Le Conseil municipal, ouï l’exposé de Madame l’Adjointe en charge de la culture et après en avoir largement délibéré,
APPROUVE à la majorité la tarification des spectacles municipaux telle que présentée ci- dessus,
AUTORISE à la majorité Monsieur le Maire à mettre en œuvre cette tarification et à signer tout document afférent.
DON DE LIVRES EXCLUS DES COLLECTIONS DE LA BIBLIOTHEQUE
Rapporteur : Madame Lazzer
Mme l’Adjointe en charge de la culture explique que dans le cadre de la gestion régulière des collections de la bibliothèque municipale, des opérations de « désherbage » sont menées afin de garantir la pertinence, l’actualité et la qualité des documents proposés au public.
Ces opérations consistent à retirer des collections les ouvrages :
- Dont le contenu est devenu obsolète ou daté,
- Qui sont défraîchis ou trop nombreux par rapport aux besoins,- Ou qui ne correspondent plus aux attentes du public.

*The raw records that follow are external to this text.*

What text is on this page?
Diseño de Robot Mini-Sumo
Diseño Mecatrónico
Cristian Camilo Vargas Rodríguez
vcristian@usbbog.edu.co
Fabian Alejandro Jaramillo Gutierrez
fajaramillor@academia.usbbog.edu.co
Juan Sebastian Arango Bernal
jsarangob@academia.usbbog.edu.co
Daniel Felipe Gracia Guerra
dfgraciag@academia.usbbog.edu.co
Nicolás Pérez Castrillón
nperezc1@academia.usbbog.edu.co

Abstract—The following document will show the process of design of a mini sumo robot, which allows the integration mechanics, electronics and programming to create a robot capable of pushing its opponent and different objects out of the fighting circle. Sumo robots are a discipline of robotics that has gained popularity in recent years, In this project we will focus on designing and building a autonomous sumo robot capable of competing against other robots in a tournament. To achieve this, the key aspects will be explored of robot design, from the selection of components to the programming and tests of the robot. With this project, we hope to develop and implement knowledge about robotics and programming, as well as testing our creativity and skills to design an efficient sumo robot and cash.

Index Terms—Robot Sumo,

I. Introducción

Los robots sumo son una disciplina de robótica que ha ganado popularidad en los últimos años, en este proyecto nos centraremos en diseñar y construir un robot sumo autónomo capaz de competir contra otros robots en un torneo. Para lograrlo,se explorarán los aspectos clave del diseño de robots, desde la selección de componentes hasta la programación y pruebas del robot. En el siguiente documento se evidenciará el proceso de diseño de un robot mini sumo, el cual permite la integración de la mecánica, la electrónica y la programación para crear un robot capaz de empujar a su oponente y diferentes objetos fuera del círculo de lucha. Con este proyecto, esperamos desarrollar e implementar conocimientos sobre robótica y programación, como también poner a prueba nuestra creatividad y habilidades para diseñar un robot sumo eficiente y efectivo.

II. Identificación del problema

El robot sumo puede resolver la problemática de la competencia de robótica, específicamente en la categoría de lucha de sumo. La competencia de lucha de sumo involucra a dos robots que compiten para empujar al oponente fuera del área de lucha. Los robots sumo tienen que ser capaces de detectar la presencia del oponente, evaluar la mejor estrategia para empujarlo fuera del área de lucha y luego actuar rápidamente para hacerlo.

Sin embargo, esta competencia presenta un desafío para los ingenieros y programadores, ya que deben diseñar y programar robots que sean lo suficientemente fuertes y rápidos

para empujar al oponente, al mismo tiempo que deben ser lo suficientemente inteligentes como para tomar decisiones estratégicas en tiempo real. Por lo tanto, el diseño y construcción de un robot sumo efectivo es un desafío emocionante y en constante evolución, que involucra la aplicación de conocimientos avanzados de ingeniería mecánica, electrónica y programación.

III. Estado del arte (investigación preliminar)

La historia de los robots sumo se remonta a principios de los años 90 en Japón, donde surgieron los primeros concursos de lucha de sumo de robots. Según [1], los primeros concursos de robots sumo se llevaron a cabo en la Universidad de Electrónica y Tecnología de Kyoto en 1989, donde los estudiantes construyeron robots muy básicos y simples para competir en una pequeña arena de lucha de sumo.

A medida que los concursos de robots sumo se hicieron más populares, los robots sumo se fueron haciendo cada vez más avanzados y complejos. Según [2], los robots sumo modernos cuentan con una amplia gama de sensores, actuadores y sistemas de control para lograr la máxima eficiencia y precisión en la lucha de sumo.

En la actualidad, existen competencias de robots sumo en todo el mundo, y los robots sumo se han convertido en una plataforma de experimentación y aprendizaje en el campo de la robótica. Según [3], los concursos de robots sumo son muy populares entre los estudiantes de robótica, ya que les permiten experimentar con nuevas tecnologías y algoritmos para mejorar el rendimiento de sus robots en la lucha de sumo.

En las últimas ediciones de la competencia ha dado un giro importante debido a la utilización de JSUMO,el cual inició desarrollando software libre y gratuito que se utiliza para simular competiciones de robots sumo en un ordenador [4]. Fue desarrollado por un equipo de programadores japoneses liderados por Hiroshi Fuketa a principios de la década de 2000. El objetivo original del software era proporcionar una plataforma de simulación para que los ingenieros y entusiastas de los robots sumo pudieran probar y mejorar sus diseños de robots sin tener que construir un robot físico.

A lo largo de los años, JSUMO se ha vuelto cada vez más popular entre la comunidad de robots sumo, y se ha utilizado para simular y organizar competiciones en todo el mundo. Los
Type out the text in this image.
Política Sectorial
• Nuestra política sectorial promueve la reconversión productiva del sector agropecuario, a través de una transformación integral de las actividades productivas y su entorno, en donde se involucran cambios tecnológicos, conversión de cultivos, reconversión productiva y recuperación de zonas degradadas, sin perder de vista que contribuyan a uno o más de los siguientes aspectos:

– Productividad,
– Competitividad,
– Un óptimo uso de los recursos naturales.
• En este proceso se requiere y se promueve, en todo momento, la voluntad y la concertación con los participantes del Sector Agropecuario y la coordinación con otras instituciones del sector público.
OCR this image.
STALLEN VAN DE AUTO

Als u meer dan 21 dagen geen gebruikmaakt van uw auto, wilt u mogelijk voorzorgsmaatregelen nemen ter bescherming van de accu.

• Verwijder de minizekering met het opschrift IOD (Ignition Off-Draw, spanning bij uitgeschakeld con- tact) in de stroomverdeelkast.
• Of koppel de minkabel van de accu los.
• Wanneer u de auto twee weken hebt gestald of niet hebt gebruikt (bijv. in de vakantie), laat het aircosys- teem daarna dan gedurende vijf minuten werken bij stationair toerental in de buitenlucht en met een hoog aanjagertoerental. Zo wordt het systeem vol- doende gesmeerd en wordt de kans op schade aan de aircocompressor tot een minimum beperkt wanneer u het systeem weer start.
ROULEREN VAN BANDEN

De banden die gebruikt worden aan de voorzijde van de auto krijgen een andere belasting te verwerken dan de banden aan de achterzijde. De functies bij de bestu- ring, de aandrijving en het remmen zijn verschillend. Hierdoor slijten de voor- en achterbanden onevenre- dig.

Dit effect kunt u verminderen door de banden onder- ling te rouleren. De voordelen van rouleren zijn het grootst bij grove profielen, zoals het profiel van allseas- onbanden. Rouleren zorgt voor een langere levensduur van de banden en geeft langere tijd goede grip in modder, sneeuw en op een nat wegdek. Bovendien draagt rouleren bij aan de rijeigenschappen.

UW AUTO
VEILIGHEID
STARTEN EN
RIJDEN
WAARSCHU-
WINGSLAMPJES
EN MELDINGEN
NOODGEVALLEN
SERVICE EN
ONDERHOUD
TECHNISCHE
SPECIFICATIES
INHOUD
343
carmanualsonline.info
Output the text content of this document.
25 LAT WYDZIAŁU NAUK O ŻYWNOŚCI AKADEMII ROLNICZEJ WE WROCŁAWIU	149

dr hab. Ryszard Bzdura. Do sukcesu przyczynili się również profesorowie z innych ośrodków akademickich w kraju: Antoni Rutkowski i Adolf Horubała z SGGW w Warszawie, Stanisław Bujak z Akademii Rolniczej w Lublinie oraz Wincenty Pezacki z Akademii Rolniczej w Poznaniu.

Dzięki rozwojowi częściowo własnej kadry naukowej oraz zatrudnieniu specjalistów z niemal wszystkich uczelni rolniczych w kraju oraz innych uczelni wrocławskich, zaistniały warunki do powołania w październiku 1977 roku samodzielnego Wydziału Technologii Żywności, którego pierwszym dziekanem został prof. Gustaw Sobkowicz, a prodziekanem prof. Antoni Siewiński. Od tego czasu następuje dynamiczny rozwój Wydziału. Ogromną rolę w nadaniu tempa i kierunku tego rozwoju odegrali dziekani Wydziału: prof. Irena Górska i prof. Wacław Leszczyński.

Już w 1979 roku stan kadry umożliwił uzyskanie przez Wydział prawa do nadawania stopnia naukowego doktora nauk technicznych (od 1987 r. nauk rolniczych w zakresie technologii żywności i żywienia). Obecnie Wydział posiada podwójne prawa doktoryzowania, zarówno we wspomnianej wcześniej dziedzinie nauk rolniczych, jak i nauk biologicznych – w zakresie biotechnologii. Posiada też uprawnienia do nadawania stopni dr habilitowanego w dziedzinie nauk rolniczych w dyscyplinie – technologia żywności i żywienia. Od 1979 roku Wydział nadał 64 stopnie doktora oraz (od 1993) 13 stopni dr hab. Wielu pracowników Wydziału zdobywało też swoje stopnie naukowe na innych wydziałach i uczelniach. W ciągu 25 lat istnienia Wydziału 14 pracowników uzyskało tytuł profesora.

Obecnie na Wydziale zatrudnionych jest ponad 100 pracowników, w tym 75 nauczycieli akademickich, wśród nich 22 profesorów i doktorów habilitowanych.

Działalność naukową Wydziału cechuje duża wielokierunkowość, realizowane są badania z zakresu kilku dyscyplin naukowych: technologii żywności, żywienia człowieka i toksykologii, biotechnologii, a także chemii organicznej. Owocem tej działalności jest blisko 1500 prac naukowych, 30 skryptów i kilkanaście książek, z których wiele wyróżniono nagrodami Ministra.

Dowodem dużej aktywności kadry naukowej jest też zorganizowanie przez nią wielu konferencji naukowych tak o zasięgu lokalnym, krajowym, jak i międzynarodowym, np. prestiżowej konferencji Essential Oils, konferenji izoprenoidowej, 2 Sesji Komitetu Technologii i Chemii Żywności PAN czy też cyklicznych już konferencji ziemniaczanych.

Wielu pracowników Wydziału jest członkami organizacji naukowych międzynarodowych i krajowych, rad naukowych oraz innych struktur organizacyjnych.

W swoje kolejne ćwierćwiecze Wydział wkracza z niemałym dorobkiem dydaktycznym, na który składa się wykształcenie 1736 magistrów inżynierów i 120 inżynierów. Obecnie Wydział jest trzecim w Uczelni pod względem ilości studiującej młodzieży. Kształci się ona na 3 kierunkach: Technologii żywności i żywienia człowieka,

Les documents concernés, bien que ne répondant plus aux critères de conservation en bibliothèque, présentent un état physique correct. Leur usage en bibliothèque (couverture plastifiée, tampons, cotes, etc.) les rend inadaptés à la vente, mais parfaitement réutilisables dans un cadre privé. Leur don ne constitue donc aucune concurrence pour le marché du livre neuf ou d’occasion.
La municipalité souhaite donner une seconde vie à ces ouvrages en organisant plusieurs opérations de don public à destination des particuliers, notamment à l’occasion des festivités de fin d’année 2025.
Cette démarche s’inscrit dans une logique de valorisation des ressources existantes, de sensibilisation à la lecture et de promotion de l’économie circulaire.
Il est proposé au Conseil municipal :
- D’approuver l’organisation de dons publics d’ouvrages désherbés de la bibliothèque municipale à destination des particuliers,
- Et d’autoriser Monsieur le Maire à mettre en œuvre cette opération et à signer tout document afférent.
Le Conseil municipal, ouï l’exposé de Madame l’Adjointe en charge de la culture et après en avoir largement délibéré,
APPROUVE à l’unanimité l’organisation de dons publics d’ouvrages désherbés de la bibliothèque municipale à destination des particuliers,
AUTORISE à l’unanimité Monsieur le Maire à mettre en œuvre cette opération et à signer tout document afférent.